Back Ricard Marxer defends his PhD thesis on September 9th

Ricard Marxer defends his PhD thesis on September 9th

05.09.2013

 

9 Sep 2013

Ricard Marxer defends his PhD thesis entitled "Audio Source Separation for Music in Low-latency and High-latency Scenarios" on Monday 9th of September 2013 at 11:00h in room 55.309.

The jury members of the defense are: Axel Roebel (IRCAM), Emmanuel Vincent (INRIA), Oscar Camara (UPF).
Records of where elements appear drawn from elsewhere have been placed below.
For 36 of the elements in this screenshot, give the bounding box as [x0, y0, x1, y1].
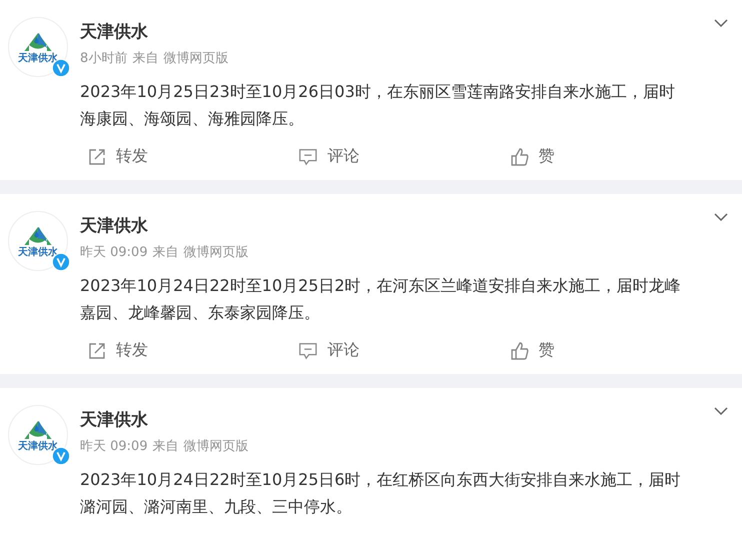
like-button[interactable]: 赞 — [510, 340, 555, 362]
comment-icon — [299, 342, 318, 360]
post-time[interactable]: 昨天 09:09 — [80, 438, 148, 456]
author-name[interactable]: 天津供水 — [80, 214, 714, 238]
chevron-down-icon[interactable] — [714, 213, 728, 221]
share-icon — [88, 342, 106, 360]
logo-text: 天津供水 — [18, 246, 58, 258]
chevron-down-icon[interactable] — [714, 19, 728, 27]
post-text: 2023年10月24日22时至10月25日6时，在红桥区向东西大街安排自来水施工，届时潞河园、潞河南里、九段、三中停水。 — [80, 469, 682, 518]
comment-button[interactable]: 评论 — [299, 340, 360, 362]
thumbs-up-icon — [510, 342, 529, 360]
post-time[interactable]: 8小时前 — [80, 50, 128, 68]
post-time[interactable]: 昨天 09:09 — [80, 244, 148, 262]
post-text: 2023年10月25日23时至10月26日03时，在东丽区雪莲南路安排自来水施工，届时海康园、海颂园、海雅园降压。 — [80, 81, 676, 130]
thumbs-up-icon — [510, 148, 529, 166]
source-link[interactable]: 微博网页版 — [184, 438, 249, 456]
like-button[interactable]: 赞 — [510, 146, 555, 168]
repost-button[interactable]: 转发 — [88, 340, 148, 362]
source-label: 来自 — [152, 244, 179, 262]
logo-text: 天津供水 — [18, 52, 58, 64]
author-name[interactable]: 天津供水 — [80, 408, 714, 432]
author-name[interactable]: 天津供水 — [80, 20, 714, 44]
share-icon — [88, 148, 106, 166]
post-text: 2023年10月24日22时至10月25日2时，在河东区兰峰道安排自来水施工，届时龙峰嘉园、龙峰馨园、东泰家园降压。 — [80, 275, 682, 324]
comment-icon — [299, 148, 318, 166]
avatar[interactable]: 天津供水 — [8, 211, 68, 271]
logo-text: 天津供水 — [18, 440, 58, 452]
source-link[interactable]: 微博网页版 — [184, 244, 249, 262]
comment-button[interactable]: 评论 — [299, 146, 360, 168]
source-label: 来自 — [132, 50, 158, 68]
avatar[interactable]: 天津供水 — [8, 17, 68, 77]
avatar[interactable]: 天津供水 — [8, 405, 68, 465]
source-label: 来自 — [152, 438, 179, 456]
source-link[interactable]: 微博网页版 — [163, 50, 228, 68]
repost-button[interactable]: 转发 — [88, 146, 148, 168]
chevron-down-icon[interactable] — [714, 407, 728, 415]
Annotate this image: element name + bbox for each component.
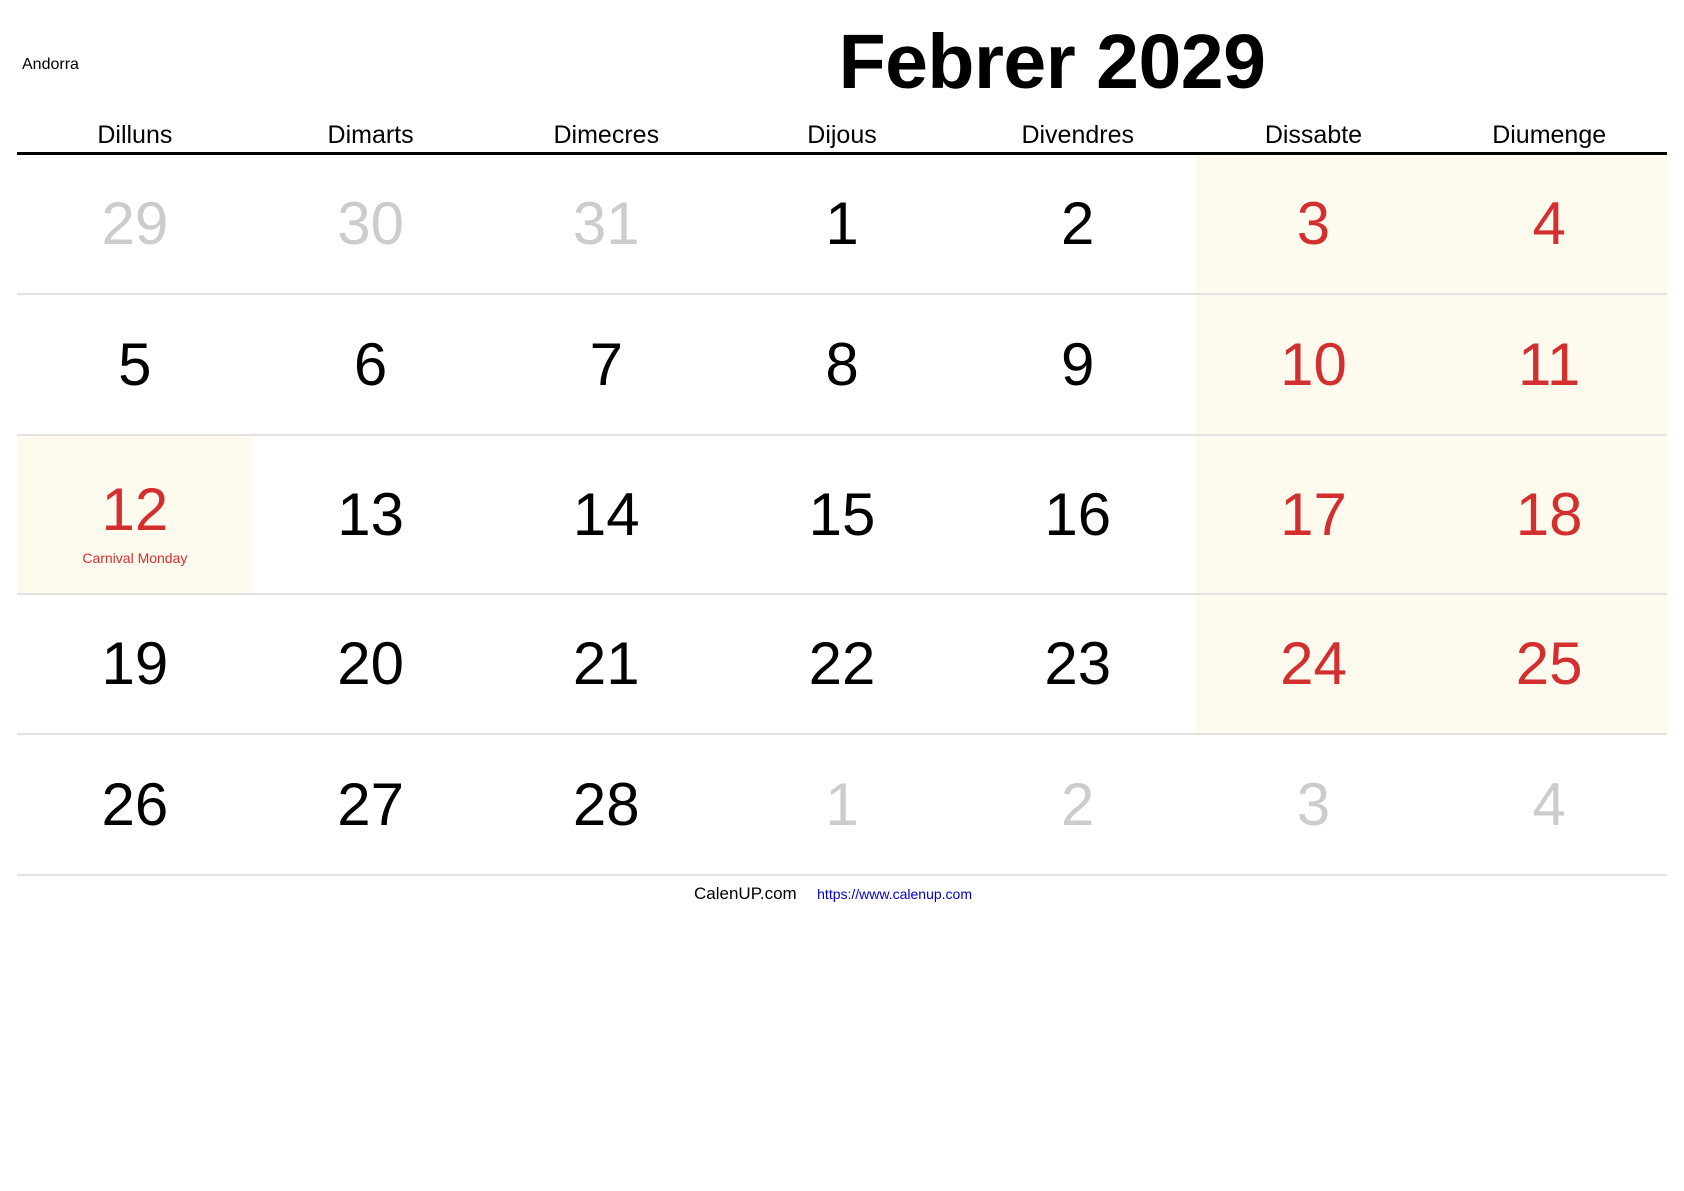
- day-number: 22: [808, 630, 876, 697]
- day-number: 18: [1515, 480, 1583, 548]
- day-number: 24: [1280, 630, 1347, 697]
- day-number: 30: [337, 190, 404, 257]
- day-number: 3: [1296, 190, 1331, 257]
- day-cell[interactable]: 17: [1195, 436, 1432, 593]
- day-number: 16: [1044, 480, 1112, 548]
- day-cell[interactable]: 6: [253, 295, 489, 434]
- weekday-friday: Divendres: [1021, 121, 1135, 149]
- day-cell[interactable]: 2: [960, 155, 1196, 293]
- day-cell-other-month[interactable]: 31: [488, 155, 724, 293]
- day-cell[interactable]: 25: [1431, 595, 1668, 733]
- day-cell[interactable]: 28: [488, 735, 724, 874]
- day-number: 29: [101, 190, 169, 257]
- day-cell[interactable]: 18: [1431, 436, 1668, 593]
- day-cell[interactable]: 26: [17, 735, 253, 874]
- day-number: 7: [589, 330, 623, 398]
- week-row: 29 30 31 1 2 3 4: [17, 155, 1668, 295]
- day-cell[interactable]: 13: [253, 436, 489, 593]
- day-number: 14: [572, 480, 640, 548]
- day-number: 5: [118, 330, 152, 398]
- day-number: 13: [337, 480, 404, 548]
- day-cell-other-month[interactable]: 4: [1431, 735, 1667, 874]
- day-cell[interactable]: 11: [1431, 295, 1668, 434]
- day-number: 4: [1532, 190, 1566, 257]
- holiday-label: Carnival Monday: [82, 550, 188, 566]
- footer-link[interactable]: https://www.calenup.com: [817, 886, 972, 902]
- day-number: 10: [1280, 330, 1347, 398]
- day-cell[interactable]: 19: [17, 595, 253, 733]
- day-number: 3: [1296, 770, 1331, 838]
- day-number: 15: [808, 480, 876, 548]
- day-cell[interactable]: 14: [488, 436, 724, 593]
- day-cell[interactable]: 7: [488, 295, 724, 434]
- week-row: 5 6 7 8 9 10 11: [17, 295, 1668, 436]
- day-number: 9: [1061, 330, 1095, 398]
- day-cell[interactable]: 20: [253, 595, 489, 733]
- day-cell[interactable]: 9: [960, 295, 1196, 434]
- day-cell[interactable]: 4: [1431, 155, 1668, 293]
- week-row: 26 27 28 1 2 3 4: [17, 735, 1667, 876]
- day-number: 6: [353, 330, 388, 398]
- day-number: 20: [337, 630, 404, 697]
- weekday-saturday: Dissabte: [1264, 121, 1363, 149]
- day-number: 28: [572, 770, 640, 838]
- day-cell[interactable]: 27: [253, 735, 489, 874]
- day-cell[interactable]: 8: [724, 295, 960, 434]
- day-cell[interactable]: 15: [724, 436, 960, 593]
- day-cell[interactable]: 10: [1195, 295, 1432, 434]
- day-number: 21: [572, 630, 640, 697]
- day-cell[interactable]: 23: [960, 595, 1196, 733]
- day-cell-other-month[interactable]: 2: [960, 735, 1196, 874]
- day-number: 19: [101, 630, 169, 697]
- weekday-wednesday: Dimecres: [553, 121, 660, 149]
- day-cell[interactable]: 21: [488, 595, 724, 733]
- day-cell[interactable]: 24: [1195, 595, 1432, 733]
- day-number: 26: [101, 770, 169, 838]
- day-cell-other-month[interactable]: 29: [17, 155, 253, 293]
- weekday-sunday: Diumenge: [1492, 121, 1607, 149]
- day-cell-other-month[interactable]: 3: [1196, 735, 1432, 874]
- day-cell-other-month[interactable]: 1: [724, 735, 960, 874]
- weekday-thursday: Dijous: [807, 121, 877, 149]
- day-number: 17: [1280, 480, 1347, 548]
- weekday-monday: Dilluns: [97, 121, 173, 149]
- day-number: 4: [1532, 770, 1566, 838]
- day-number: 1: [825, 190, 859, 257]
- day-cell[interactable]: 5: [17, 295, 253, 434]
- day-number: 2: [1061, 770, 1095, 838]
- day-number: 1: [825, 770, 859, 838]
- day-number: 23: [1044, 630, 1112, 697]
- day-number: 8: [825, 330, 859, 398]
- day-number: 2: [1061, 190, 1095, 257]
- day-cell-holiday[interactable]: 12 Carnival Monday: [17, 436, 253, 593]
- day-number: 31: [572, 190, 640, 257]
- weekday-tuesday: Dimarts: [327, 121, 414, 149]
- week-row: 12 Carnival Monday 13 14 15 16 17 18: [17, 436, 1668, 595]
- day-number: 27: [337, 770, 404, 838]
- day-cell[interactable]: 22: [724, 595, 960, 733]
- weekday-header: Dilluns Dimarts Dimecres Dijous Divendre…: [17, 118, 1667, 152]
- day-cell-other-month[interactable]: 30: [253, 155, 489, 293]
- day-cell[interactable]: 3: [1195, 155, 1432, 293]
- day-number: 25: [1515, 630, 1583, 697]
- day-number: 12: [101, 476, 169, 543]
- month-title: Febrer 2029: [838, 19, 1266, 105]
- day-cell[interactable]: 1: [724, 155, 960, 293]
- day-cell[interactable]: 16: [960, 436, 1196, 593]
- week-row: 19 20 21 22 23 24 25: [17, 595, 1668, 735]
- footer: CalenUP.com https://www.calenup.com: [0, 884, 1684, 904]
- day-number: 11: [1518, 330, 1581, 398]
- footer-brand: CalenUP.com: [694, 884, 797, 903]
- calendar-grid: 29 30 31 1 2 3 4 5 6 7 8 9 10 11 12 Carnival Monday 13 14…: [17, 155, 1668, 876]
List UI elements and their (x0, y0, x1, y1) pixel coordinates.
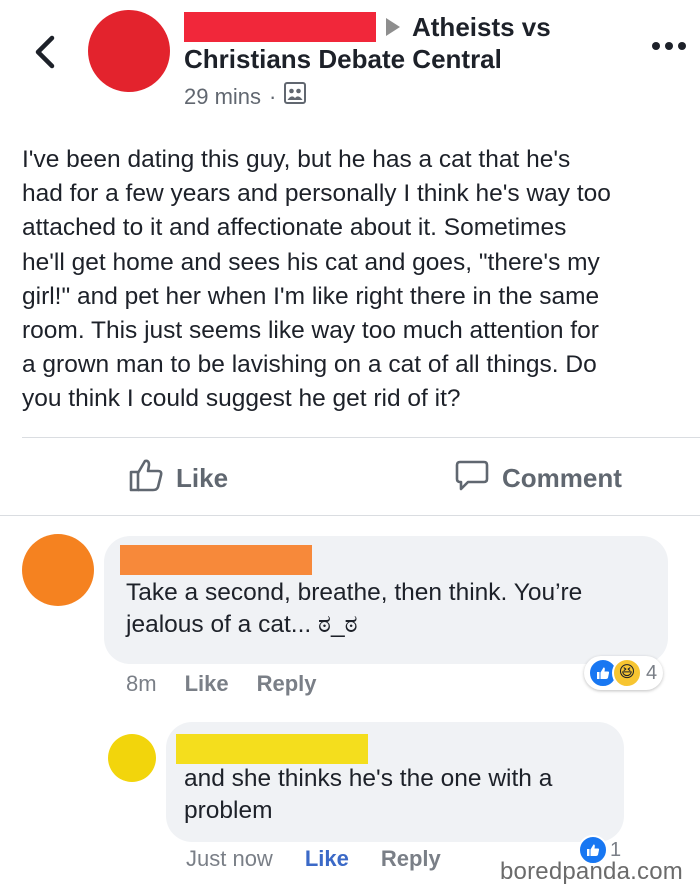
reply-reply-button[interactable]: Reply (381, 846, 441, 872)
replier-avatar[interactable] (108, 734, 156, 782)
group-icon (284, 82, 307, 111)
like-button[interactable]: Like (128, 456, 228, 500)
thumbs-up-icon (128, 457, 164, 500)
divider (22, 437, 700, 438)
comment-like-button[interactable]: Like (185, 671, 229, 697)
reply-text: and she thinks he's the one with a probl… (184, 763, 614, 827)
more-options-icon[interactable] (652, 42, 686, 50)
comment-line: jealous of a cat... ಠ_ಠ (126, 611, 358, 638)
comment-label: Comment (502, 462, 622, 493)
reply-time[interactable]: Just now (186, 846, 273, 872)
commenter-name-redacted (120, 545, 312, 575)
like-label: Like (176, 462, 229, 493)
group-name-continued[interactable]: Christians Debate Central (184, 42, 502, 76)
post-time[interactable]: 29 mins (184, 83, 261, 111)
arrow-right-icon (386, 18, 400, 36)
comment-text: Take a second, breathe, then think. You’… (126, 577, 656, 641)
group-name[interactable]: Atheists vs (412, 10, 551, 44)
comment-reply-button[interactable]: Reply (257, 671, 317, 697)
post-line: he'll get home and sees his cat and goes… (22, 248, 600, 276)
meta-separator: · (269, 83, 277, 109)
comment-icon (454, 457, 490, 500)
reply-line: and she thinks he's the one with a (184, 765, 553, 792)
post-line: attached to it and affectionate about it… (22, 214, 567, 242)
post-body: I've been dating this guy, but he has a … (22, 143, 694, 417)
comment-time[interactable]: 8m (126, 671, 157, 697)
comment-button[interactable]: Comment (454, 456, 622, 500)
poster-avatar[interactable] (88, 10, 170, 92)
reaction-summary[interactable]: 😆 4 (584, 656, 664, 690)
watermark: boredpanda.com (500, 858, 683, 885)
back-icon[interactable] (30, 34, 62, 70)
post-line: you think I could suggest he get rid of … (22, 385, 461, 413)
reply-line: problem (184, 797, 273, 824)
haha-icon: 😆 (612, 658, 642, 688)
reply-like-button[interactable]: Like (305, 846, 349, 872)
comment-line: Take a second, breathe, then think. You’… (126, 579, 583, 606)
post-line: a grown man to be lavishing on a cat of … (22, 351, 597, 379)
poster-name-redacted (184, 12, 376, 42)
reaction-count: 4 (646, 661, 658, 684)
comment-meta: 8m Like Reply (126, 670, 317, 698)
post-line: girl!" and pet her when I'm like right t… (22, 282, 600, 310)
post-line: room. This just seems like way too much … (22, 317, 599, 345)
replier-name-redacted (176, 734, 368, 764)
post-meta: 29 mins · (184, 82, 307, 111)
reply-meta: Just now Like Reply (186, 845, 441, 873)
divider (0, 515, 700, 516)
post-line: I've been dating this guy, but he has a … (22, 146, 571, 173)
post-line: had for a few years and personally I thi… (22, 180, 611, 208)
commenter-avatar[interactable] (22, 534, 94, 606)
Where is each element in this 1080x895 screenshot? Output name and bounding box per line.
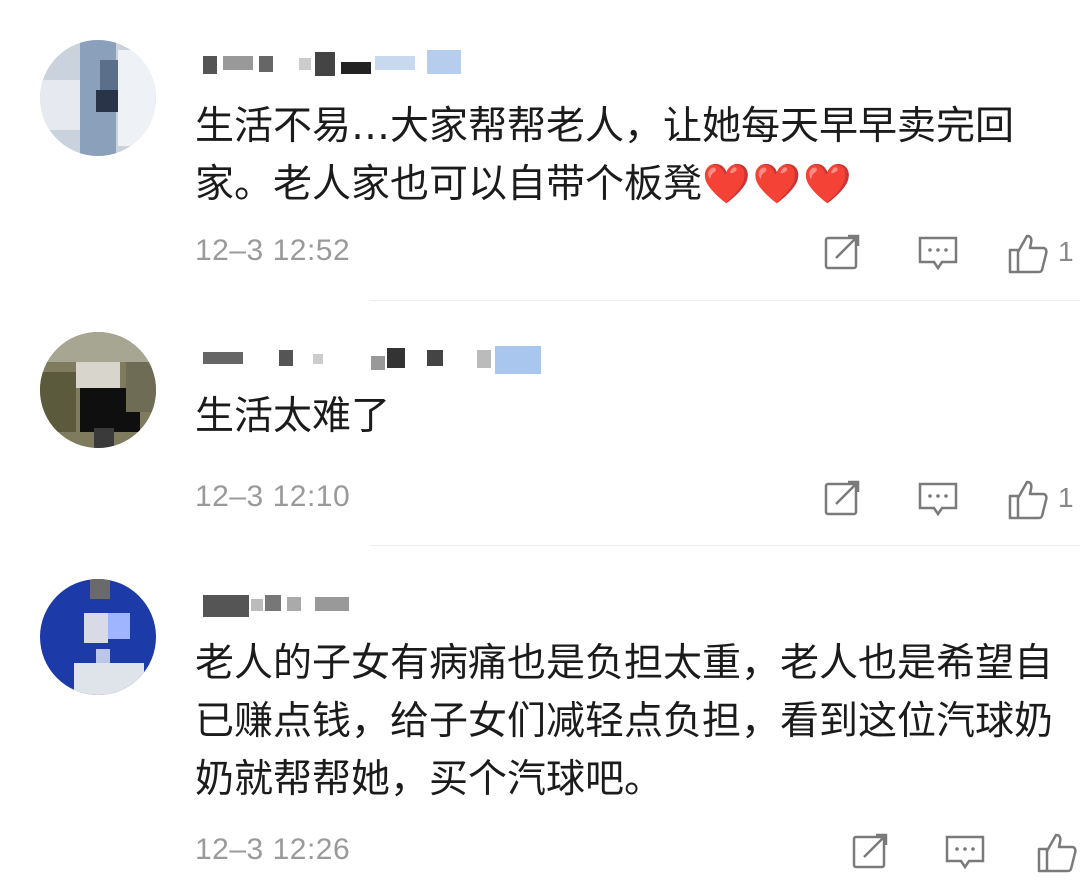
comment-timestamp: 12–3 12:52 [195,234,351,267]
heart-emoji: ❤️❤️❤️ [702,162,854,207]
comment-item: 老人的子女有病痛也是负担太重，老人也是希望自已赚点钱，给子女们减轻点负担，看到这… [0,545,1080,895]
comment-timestamp: 12–3 12:10 [195,480,351,513]
like-count: 1 [1058,482,1074,513]
like-icon[interactable] [1005,230,1051,276]
comment-text-body: 生活不易…大家帮帮老人，让她每天早早卖完回家。老人家也可以自带个板凳 [195,104,1015,207]
comment-item: 生活不易…大家帮帮老人，让她每天早早卖完回家。老人家也可以自带个板凳❤️❤️❤️… [0,0,1080,300]
comment-actions: 1 [760,230,1080,280]
username-blurred[interactable] [195,342,555,374]
avatar[interactable] [40,40,156,156]
avatar[interactable] [40,332,156,448]
comment-item: 生活太难了 12–3 12:10 1 [0,300,1080,545]
comment-text-body: 生活太难了 [195,394,391,439]
like-count: 1 [1058,236,1074,267]
comment-actions [760,829,1080,879]
comment-actions: 1 [760,476,1080,526]
username-blurred[interactable] [195,48,555,78]
comment-text: 老人的子女有病痛也是负担太重，老人也是希望自已赚点钱，给子女们减轻点负担，看到这… [195,635,1055,809]
share-icon[interactable] [848,829,894,875]
comment-icon[interactable] [915,230,961,276]
like-icon[interactable] [1005,476,1051,522]
share-icon[interactable] [820,230,866,276]
comment-timestamp: 12–3 12:26 [195,833,351,866]
comment-text: 生活太难了 [195,388,1055,446]
comment-icon[interactable] [915,476,961,522]
comment-text-body: 老人的子女有病痛也是负担太重，老人也是希望自已赚点钱，给子女们减轻点负担，看到这… [195,641,1054,802]
comment-text: 生活不易…大家帮帮老人，让她每天早早卖完回家。老人家也可以自带个板凳❤️❤️❤️ [195,98,1055,214]
like-icon[interactable] [1034,829,1080,875]
share-icon[interactable] [820,476,866,522]
avatar[interactable] [40,579,156,695]
username-blurred[interactable] [195,589,555,619]
comment-icon[interactable] [942,829,988,875]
Abstract: The source separation problem in digital signal processing consists in finding the original signals that were mixed together into a set of mixture signals. Solutions to this problem have been extensively studied for the specific case of musical signals, however their application to real-world practical situations remains infrequent. There are two main obstacles for their widespread adoption depending on the scenario. The main limitation in some cases is their high latency and computational requirements. In other cases the quality of the results is still unacceptable. There has been extensive work on improving the quality of music separation, but few studies have been devoted to the development of low-latency and low computational cost separation of monaural music signals. We propose specific methods to address these issues in each of these scenarios independently. First, we focus on methods with low computational cost and low latency. We propose the use of Tikhonov regularization as a method for spectrum decomposition in the low-latency context. We compare it to existing techniques in pitch and multipitch estimation and tracking tasks, which are a crucial step in many separation methods. We then use the proposed spectrum decomposition method in low-latency music separation tasks targeting singing voice, bass and drums. Second, we develop methods that achieve improved separation results with respect to existing state-of-the-art methods at the cost of greater computational cost and higher latency. We propose several high-latency and computationally complex methods that improve the separation of singing voice, by modeling components that are often not accounted for, such as breathiness and the consonants. Finally we explore the use of temporal correlations and human annotations to enhance the separation of drums and complex polyphonic music signals.